Have you ever wondered about all the elements of your roof that keep you safe from rain, snow, ice and other forms of moisture?
Broadly speaking, those elements can be considered the anatomy of a roof. While every house is unique in some way, all roofs have certain basic elements in common that help to define their basic anatomy.
A system of layers
Probably the most helpful way of thinking about your roof is that it is a system of layers specifically designed to maximize the protection of your home.
From the outside you might only see the roof shingles, but there is a lot that goes into a roof under this layer.
Moreover, there are many different features found along the edges of the roof, as well as along vulnerable joints, which are also specifically designed to keep your house safe. With that in mind, let’s take a closer look at each of those roof layers.
Every roof needs a base, and in this case, the base is known as the decking. Decking is also known as wood sheathing. It is the basis for everything that goes into the composition of the roof, including the final layer of shingles.
Typically, the decking is made of plywood (or other wood composite, such as OSB). But the decking can also be made of materials like polystyrene, concrete or metal.
The roof decking (when made of plywood) is nailed onto the wooden rafters of your home.
The next layer of your roof system is the underlayment of the roof. This is what goes on top of the roof decking, and it is the layer before you add the asphalt three-tabs. The roof underlayment is usually quite thin, and is made of a felt-like material that includes durable paper and asphalt for bonding onto the top roof layer.
Think of the roof underlayment as an extra barrier of protection against snow, rain and wind.

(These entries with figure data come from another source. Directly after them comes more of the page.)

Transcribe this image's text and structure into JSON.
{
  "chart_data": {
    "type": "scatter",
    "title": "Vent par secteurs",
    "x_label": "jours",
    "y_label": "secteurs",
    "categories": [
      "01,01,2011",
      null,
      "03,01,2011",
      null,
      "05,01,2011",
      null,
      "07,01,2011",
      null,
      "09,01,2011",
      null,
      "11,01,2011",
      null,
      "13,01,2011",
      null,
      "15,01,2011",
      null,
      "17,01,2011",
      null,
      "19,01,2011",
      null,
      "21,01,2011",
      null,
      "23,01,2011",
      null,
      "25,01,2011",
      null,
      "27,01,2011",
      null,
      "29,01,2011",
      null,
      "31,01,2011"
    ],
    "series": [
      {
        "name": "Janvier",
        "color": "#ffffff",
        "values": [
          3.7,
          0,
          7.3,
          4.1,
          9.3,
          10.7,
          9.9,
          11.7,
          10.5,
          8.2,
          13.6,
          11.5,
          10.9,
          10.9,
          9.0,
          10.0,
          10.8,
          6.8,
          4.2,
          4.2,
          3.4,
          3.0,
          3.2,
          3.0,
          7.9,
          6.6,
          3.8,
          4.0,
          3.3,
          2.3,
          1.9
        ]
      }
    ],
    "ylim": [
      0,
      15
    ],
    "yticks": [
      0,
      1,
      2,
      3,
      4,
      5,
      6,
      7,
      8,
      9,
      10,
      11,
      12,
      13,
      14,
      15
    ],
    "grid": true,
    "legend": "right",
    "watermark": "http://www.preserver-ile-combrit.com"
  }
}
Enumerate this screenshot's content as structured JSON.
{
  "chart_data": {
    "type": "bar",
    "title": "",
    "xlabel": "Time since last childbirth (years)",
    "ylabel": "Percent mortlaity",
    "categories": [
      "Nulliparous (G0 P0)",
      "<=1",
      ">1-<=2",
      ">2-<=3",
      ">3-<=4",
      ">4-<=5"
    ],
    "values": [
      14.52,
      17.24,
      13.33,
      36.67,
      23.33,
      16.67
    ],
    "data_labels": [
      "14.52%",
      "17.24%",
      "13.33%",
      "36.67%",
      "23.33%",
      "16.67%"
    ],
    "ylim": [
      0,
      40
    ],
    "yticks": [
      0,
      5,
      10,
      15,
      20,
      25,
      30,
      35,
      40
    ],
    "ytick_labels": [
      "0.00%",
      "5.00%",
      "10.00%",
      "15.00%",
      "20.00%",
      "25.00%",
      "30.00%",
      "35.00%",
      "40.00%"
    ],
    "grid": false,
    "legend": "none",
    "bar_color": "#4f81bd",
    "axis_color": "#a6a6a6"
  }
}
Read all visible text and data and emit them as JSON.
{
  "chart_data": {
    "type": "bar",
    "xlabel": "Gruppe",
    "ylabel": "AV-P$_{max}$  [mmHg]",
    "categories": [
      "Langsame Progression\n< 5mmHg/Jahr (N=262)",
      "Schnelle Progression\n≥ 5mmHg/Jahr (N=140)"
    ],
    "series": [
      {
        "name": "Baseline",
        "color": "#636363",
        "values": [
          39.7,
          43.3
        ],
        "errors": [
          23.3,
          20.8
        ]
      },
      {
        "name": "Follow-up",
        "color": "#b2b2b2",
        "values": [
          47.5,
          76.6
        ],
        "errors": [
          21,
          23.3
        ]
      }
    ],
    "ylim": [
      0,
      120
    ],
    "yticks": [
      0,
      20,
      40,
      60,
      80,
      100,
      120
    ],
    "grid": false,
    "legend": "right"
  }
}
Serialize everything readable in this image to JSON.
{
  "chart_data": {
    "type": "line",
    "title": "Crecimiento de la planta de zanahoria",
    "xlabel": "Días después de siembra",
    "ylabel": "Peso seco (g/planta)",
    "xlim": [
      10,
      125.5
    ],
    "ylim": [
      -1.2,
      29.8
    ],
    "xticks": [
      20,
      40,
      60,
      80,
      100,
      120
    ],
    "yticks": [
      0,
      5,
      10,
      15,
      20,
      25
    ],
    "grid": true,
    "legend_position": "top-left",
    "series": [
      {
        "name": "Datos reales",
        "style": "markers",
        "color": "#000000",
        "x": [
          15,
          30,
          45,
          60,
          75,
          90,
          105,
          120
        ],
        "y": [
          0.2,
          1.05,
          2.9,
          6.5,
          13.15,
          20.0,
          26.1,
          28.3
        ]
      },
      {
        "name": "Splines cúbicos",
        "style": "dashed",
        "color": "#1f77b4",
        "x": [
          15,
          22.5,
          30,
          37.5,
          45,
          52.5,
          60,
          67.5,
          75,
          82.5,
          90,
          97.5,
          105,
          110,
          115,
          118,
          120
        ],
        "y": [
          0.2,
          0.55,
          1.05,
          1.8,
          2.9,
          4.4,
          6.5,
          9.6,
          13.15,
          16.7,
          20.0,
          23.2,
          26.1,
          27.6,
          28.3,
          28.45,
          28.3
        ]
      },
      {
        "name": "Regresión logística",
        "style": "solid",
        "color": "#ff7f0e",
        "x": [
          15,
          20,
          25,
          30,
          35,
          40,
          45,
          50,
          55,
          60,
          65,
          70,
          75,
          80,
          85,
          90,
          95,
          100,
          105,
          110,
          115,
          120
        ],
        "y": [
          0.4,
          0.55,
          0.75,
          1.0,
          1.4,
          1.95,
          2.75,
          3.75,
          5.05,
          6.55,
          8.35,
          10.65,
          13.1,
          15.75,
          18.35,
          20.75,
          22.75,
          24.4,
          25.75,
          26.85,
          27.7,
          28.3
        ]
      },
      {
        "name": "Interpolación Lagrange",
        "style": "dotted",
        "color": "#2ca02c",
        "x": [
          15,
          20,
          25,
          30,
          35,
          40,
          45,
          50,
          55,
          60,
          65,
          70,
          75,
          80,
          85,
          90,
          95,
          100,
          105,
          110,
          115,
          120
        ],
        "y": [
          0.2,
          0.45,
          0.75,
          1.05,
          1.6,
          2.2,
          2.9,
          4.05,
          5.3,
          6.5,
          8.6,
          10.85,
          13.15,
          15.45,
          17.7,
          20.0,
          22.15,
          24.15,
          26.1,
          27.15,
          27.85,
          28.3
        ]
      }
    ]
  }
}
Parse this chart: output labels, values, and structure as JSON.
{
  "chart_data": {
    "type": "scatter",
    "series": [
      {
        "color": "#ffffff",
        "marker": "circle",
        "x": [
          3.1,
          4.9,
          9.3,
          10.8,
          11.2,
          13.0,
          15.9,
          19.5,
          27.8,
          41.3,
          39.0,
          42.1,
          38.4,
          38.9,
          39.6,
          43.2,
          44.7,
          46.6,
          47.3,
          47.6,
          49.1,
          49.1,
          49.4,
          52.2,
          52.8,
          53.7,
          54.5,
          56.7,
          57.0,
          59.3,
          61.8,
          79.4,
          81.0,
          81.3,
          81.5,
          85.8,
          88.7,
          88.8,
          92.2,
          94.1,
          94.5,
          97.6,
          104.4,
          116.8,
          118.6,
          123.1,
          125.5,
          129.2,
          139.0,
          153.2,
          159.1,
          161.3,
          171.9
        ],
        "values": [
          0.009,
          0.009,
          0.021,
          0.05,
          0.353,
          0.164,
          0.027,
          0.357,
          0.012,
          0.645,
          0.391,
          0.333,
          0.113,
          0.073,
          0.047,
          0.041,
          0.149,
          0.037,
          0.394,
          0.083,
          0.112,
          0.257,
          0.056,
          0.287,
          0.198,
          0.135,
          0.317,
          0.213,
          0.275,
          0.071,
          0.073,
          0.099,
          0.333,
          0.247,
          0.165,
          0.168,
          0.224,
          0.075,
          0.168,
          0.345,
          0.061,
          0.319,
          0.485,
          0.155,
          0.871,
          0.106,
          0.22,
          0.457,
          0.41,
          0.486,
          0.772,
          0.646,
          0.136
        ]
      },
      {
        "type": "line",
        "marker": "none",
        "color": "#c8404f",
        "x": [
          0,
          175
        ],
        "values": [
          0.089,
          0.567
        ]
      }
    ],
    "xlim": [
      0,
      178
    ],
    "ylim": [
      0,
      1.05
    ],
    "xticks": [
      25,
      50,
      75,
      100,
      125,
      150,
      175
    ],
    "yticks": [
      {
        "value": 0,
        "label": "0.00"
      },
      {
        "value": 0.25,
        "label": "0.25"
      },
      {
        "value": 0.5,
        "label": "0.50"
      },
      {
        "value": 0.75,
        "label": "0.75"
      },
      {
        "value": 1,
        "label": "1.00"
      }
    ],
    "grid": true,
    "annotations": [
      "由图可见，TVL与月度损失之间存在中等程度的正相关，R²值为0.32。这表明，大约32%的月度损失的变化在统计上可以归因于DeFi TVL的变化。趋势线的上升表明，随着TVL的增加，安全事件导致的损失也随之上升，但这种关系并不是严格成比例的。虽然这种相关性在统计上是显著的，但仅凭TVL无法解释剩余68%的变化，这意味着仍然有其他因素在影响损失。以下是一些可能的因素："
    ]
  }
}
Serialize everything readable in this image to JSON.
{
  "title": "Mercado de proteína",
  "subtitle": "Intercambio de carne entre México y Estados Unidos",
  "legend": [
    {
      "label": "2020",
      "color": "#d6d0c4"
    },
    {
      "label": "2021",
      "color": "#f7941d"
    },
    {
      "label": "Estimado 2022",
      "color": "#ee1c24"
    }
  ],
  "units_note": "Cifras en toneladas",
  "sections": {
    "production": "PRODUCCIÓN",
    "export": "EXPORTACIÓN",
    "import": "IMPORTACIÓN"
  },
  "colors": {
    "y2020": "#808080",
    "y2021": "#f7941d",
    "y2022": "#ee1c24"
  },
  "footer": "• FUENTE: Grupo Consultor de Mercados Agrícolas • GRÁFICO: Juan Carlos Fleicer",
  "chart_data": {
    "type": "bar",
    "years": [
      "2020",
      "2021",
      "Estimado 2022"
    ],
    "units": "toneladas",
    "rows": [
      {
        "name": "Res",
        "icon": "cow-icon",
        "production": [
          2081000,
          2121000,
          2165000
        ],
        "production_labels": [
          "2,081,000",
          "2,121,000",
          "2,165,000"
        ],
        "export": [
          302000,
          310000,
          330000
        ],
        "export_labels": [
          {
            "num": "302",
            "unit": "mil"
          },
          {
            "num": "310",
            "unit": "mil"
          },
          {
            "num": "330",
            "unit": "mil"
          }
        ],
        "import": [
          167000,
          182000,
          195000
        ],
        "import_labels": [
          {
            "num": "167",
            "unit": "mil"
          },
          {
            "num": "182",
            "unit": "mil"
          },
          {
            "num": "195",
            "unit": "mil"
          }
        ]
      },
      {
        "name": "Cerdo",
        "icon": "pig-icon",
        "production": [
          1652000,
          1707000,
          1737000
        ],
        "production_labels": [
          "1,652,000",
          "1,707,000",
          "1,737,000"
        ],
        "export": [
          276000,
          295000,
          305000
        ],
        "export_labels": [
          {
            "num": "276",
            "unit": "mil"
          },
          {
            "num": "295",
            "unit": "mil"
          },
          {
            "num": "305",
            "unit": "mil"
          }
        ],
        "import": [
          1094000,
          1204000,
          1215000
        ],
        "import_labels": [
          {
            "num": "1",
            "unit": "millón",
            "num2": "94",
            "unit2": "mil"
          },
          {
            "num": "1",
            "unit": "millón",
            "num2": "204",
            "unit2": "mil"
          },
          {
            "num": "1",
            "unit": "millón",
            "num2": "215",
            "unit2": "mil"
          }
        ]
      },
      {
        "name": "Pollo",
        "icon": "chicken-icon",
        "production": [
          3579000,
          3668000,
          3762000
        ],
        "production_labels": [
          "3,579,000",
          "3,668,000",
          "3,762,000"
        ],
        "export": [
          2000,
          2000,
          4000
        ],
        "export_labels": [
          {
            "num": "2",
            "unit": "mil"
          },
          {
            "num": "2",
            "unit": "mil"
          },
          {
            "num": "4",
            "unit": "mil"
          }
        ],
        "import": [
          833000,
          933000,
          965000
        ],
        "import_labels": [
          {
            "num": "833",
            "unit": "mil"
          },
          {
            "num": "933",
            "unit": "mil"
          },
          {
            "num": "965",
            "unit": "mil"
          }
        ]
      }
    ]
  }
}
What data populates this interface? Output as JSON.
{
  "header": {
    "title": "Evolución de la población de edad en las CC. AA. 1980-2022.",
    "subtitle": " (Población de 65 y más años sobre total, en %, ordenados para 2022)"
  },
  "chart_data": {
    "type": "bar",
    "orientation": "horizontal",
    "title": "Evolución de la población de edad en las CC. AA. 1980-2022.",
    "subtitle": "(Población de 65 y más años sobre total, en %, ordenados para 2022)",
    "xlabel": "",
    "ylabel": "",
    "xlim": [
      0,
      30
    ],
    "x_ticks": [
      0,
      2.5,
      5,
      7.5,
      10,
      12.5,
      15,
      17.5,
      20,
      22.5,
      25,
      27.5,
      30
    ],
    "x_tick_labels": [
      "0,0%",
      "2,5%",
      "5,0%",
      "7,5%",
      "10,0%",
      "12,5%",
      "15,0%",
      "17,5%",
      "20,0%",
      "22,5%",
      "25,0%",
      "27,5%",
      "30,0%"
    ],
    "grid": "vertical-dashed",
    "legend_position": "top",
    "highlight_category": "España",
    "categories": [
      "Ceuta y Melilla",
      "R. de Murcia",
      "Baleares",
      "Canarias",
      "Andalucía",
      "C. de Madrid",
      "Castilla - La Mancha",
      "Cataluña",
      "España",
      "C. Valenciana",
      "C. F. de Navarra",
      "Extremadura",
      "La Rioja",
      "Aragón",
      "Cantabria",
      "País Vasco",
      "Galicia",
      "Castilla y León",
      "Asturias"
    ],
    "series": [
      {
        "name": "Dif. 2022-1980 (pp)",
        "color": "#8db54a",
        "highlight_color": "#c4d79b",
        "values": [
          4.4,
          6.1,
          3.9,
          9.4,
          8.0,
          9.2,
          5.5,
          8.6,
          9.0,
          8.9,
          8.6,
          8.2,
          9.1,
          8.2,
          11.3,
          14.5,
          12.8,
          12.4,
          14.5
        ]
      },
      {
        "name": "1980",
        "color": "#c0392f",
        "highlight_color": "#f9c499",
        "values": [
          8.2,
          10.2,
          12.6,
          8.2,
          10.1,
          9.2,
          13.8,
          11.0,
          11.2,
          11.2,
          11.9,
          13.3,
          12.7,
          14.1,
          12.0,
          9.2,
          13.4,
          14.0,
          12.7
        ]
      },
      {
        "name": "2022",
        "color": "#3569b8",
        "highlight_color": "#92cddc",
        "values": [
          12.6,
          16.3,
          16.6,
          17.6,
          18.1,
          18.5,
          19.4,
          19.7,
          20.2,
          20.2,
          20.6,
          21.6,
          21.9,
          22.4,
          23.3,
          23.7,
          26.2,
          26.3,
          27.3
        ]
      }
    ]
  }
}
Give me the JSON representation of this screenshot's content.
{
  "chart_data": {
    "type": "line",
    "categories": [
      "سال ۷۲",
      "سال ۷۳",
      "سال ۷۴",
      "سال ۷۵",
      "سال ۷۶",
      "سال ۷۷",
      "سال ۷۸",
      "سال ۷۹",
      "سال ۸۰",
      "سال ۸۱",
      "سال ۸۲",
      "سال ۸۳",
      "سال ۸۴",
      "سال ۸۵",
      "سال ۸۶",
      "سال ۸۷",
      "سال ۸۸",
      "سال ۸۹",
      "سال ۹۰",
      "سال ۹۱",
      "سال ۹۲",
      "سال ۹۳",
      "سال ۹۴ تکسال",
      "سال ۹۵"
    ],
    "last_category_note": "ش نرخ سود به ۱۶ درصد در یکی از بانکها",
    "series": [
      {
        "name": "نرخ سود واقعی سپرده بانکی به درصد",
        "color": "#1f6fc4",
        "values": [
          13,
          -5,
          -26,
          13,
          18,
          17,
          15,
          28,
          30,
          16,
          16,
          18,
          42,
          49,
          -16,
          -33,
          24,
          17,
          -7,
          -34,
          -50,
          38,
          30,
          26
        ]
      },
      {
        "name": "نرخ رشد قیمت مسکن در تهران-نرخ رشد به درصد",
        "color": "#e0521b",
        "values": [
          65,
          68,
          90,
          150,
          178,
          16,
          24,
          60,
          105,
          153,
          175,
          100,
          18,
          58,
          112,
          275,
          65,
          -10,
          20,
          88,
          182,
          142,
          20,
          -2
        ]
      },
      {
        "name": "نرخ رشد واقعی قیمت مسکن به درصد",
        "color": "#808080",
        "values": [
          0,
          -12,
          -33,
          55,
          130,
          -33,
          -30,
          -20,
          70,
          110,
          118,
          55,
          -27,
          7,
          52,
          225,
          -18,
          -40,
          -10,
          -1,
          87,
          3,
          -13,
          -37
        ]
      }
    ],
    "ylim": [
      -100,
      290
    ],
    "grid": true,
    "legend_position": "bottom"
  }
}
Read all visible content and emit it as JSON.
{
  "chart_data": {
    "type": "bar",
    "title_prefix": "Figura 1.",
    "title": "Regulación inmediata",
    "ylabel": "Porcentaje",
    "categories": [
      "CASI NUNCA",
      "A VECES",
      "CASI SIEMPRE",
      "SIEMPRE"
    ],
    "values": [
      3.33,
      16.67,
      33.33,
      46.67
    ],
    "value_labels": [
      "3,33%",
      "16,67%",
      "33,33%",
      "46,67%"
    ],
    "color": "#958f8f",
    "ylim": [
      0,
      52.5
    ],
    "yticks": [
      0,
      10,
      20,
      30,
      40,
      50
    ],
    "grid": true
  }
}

If any shingles come off the roof, it is the underlayment that provides the next layer of protection.
The shingles are then added on top of the roof underlayment. This is the very top coating of the roof, and what is visible to the human eye when you are looking at a roof from street level.
The most popular (and most affordable) type is asphalt shingles, which is further divided into two other classes: 3-tab and architectural. In addition to asphalt, there are wood, shake, metal, and tile shingles.
Think of this layer as the outer protective shell of your roof. Often, you have tremendous flexibility in how you use shingles on your roof, with some of them being used for aesthetic purposes as much as protective purposes.
Still, always consult your local building code about them, because there might be very specific rules about what types of shingles are allowed in your local area. For example, if you live near the ocean, they might need to be of certain strength or size in case of violent storms.
The flashing is another way to protect your roof from moisture. Flashing is really just a piece of sheet metal (such as a sheet of aluminum or steel) that is then secured in place on your roof wherever there are vulnerable joints, such as along the base of a chimney.
The chimney is usually made of stone or brick, and rises above the top of the roof. If you have a fireplace, then you have a chimney of some sort.
Other key parts of the chimney include the chimney cap, which is a metal or stone top to keep out rain, and the chimney flue, which is a series of fire-resistant clay pipes designed to transfer smoke and fumes away from your fireplace.
Gutters and downspouts
Gutters are typically aluminum structures designed to carry water away from your roof. In order to ensure that this water does not carry into your foundation, the bottom part of a gutter, known as the downspout, is usually angled.
This is just to make sure the water is sent away from the foundation.
This is the lower edge of the roof that extends beyond the exterior walls of your roof. It is the eaves where the gutter pipes are attached.
The soffit is the under part of the eaves that projects over the exterior wall. It is typically fitted with vents, and these vents are then used for ventilating your attic space.
The fascia is attached to the edge of a roof and is designed to hold the gutter.
The drip edge is also known as the eaves flashing, and refers to the metal flashing along the edges of a roof which transfers rain away from the house into the gutter.
The gable helps to form a peaked roof, and can be visualized as an A-framed sidewall that gives a typical residential roof its distinctive shape.
This is a pipe, typically made of plastic or cast iron, which protrudes from your roof and is connected to your home plumbing system.
It is useful in making sure that all parts of your plumbing system – sinks, tubs, toilets and bath – work properly.
The ridge is the peak at the highest point of a sloped roof. In order to ensure the protective quality of the roof, the ridge will often have a ridge cap added as the last stage of a roofing project.
Sometimes there is a vent running along the entire length of the ridge to help with ventilation.
As you can see, there are many elements to a roof. When a roof is constructed properly, every element works together to maximize its weather protection qualities.
As you add each layer to the roof, you need to make sure that they are properly aligned and attached. That way, even if one element of the roofing system is somehow damaged by wind or rain, all of the other elements can work together to keep you safe and dry.